While there is abundant evidence that seafood consumption protects from the development of dementia, little is known about the effects of mercury — a heavy metal present in seafood — on the risk of Alzheimer’s disease. A new study shows that seafood mercury does not at all alter disease risk in older adults.

Mercury is a neurotoxic substance that accumulates in biological tissues and is particularly present in aquatic animals. In fact, seafood is the main source of human mercury exposure.

The research team, led by Martha Clare Morris at the Rush University Medical Center in Chicago, examined if seafood consumption was correlated to mercury levels in the brain and whether any of the factors — seafood consumption or brain mercury — could be associated with neuropathology. The team examined brain tissue from 286 diseased individuals from the Memory and Aging Project,  a clinical neuropathological cohort study. All participants had answered questions about the frequency of seafood intake in a food frequency questionnaire. The mean age at death was 90 years and the average time between questionnaire and death was 4.5 years.

Results, reported in the journal JAMA under the title Association of Seafood Consumption, Brain Mercury Level, and APOE ε4 Status With Brain Neuropathology in Older Adults, showed that brain mercury increased with increased consumption of seafood, measured as the number of seafood meals per week. When the researchers adjusted the statistical models for age, sex, education, and total energy intake, they noticed that one or more seafood meals per week were correlated with less Alzheimer’s disease pathology in people who carried the apolipoprotein E Alzheimer’s risk gene. Genetically predisposed individuals who ate seafood had both a lower density of neuritic plaques, and less severe and widespread neurofibrillary tangles. But fish oil supplementation showed no correlation with the neuropathological markers investigated.

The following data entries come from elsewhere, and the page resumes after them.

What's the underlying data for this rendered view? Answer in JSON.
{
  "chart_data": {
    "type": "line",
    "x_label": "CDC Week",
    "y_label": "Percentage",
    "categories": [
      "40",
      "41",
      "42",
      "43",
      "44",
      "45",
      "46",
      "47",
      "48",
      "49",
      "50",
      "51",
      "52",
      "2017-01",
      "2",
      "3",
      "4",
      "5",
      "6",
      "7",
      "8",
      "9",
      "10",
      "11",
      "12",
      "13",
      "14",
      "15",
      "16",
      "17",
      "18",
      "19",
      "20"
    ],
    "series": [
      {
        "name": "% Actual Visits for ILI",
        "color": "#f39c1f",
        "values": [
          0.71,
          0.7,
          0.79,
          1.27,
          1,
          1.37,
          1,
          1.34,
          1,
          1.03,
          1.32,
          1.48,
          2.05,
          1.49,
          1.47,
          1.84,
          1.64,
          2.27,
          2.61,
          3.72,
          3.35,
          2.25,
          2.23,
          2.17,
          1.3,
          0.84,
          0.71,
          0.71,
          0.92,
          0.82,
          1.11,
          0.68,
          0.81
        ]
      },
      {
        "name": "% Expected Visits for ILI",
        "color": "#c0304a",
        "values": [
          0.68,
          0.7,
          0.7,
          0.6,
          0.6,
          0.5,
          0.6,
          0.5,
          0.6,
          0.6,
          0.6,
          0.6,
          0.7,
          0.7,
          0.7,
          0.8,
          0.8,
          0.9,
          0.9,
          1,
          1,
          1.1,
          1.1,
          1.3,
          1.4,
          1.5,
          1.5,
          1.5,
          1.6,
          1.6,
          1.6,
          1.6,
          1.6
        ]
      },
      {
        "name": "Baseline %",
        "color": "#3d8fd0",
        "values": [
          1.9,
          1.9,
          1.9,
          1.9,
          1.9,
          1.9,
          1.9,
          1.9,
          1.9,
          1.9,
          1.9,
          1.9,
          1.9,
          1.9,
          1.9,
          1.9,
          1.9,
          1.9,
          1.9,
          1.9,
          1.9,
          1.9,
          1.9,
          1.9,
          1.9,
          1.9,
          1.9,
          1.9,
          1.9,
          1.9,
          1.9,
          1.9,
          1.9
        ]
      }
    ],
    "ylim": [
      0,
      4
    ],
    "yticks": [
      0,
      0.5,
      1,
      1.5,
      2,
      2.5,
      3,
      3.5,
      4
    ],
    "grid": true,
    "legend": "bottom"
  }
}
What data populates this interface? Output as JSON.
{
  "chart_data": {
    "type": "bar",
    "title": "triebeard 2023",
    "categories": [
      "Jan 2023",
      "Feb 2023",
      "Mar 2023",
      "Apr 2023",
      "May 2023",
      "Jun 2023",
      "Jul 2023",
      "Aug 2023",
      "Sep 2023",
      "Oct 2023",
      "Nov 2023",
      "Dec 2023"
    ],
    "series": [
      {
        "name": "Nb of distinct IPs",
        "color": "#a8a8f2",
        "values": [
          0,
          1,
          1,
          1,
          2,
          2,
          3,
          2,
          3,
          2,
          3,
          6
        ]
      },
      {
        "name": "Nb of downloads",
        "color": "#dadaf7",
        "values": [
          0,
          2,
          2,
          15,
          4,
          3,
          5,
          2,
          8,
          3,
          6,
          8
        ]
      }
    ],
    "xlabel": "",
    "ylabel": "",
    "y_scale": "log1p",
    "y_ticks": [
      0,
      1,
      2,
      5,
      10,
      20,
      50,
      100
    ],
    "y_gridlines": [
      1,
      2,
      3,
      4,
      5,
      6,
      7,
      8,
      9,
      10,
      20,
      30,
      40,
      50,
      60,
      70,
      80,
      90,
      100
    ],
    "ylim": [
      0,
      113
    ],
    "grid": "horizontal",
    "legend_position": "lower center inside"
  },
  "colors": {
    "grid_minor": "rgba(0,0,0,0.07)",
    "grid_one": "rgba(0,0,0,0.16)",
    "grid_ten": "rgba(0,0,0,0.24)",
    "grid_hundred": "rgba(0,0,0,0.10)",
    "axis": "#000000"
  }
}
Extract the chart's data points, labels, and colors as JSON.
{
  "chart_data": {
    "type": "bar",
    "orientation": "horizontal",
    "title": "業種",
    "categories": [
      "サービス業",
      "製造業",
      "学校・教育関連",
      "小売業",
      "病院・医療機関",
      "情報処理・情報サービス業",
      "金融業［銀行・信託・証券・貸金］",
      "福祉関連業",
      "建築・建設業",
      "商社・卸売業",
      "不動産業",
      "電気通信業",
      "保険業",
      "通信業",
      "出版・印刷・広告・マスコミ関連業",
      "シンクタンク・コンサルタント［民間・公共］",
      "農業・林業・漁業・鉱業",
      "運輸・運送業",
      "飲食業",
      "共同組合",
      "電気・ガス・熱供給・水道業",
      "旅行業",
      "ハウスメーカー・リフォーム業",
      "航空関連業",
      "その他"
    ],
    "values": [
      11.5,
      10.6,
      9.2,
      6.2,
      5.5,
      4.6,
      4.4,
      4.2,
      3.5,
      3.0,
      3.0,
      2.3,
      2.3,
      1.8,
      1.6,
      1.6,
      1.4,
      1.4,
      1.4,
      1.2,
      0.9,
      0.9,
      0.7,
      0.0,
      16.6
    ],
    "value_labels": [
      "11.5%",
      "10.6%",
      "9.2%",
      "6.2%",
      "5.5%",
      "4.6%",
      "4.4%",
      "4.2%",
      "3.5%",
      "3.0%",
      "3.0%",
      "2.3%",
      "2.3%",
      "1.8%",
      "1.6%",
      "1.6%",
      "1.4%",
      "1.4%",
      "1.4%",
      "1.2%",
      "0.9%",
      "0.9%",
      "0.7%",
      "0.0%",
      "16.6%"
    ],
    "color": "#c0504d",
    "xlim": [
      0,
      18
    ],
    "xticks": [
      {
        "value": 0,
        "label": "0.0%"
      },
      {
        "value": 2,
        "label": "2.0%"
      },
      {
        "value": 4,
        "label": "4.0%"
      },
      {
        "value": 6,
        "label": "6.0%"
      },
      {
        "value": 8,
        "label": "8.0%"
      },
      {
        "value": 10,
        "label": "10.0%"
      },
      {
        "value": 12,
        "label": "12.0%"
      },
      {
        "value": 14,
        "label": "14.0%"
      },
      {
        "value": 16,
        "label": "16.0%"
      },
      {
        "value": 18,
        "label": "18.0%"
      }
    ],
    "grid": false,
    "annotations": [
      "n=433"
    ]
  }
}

Although the heavy metal has been associated with negative effects on neurocognitive development, it does not seem to impact the aging brain. Despite higher mercury levels in seafood consumers, no association between the heavy metal and Alzheimer’s pathology could be found, indicating that the benefits of seafood consumption in elderly people outweigh any potential risks. The authors said that the findings might not apply to younger individuals or to other ethnic groups, since the study sample was composed of elderly, mainly white, non-Hispanic individuals.

“To our knowledge, this is the first study to report on the relationship between brain concentrations of mercury and brain neuropathology or diet. The finding of no deleterious correlations of mercury on the brain is supported by a number of case-control studies that found no difference between Alzheimer disease patients and controls in mercury concentrations in the brain, serum, or whole blood,” the authors said in a press release.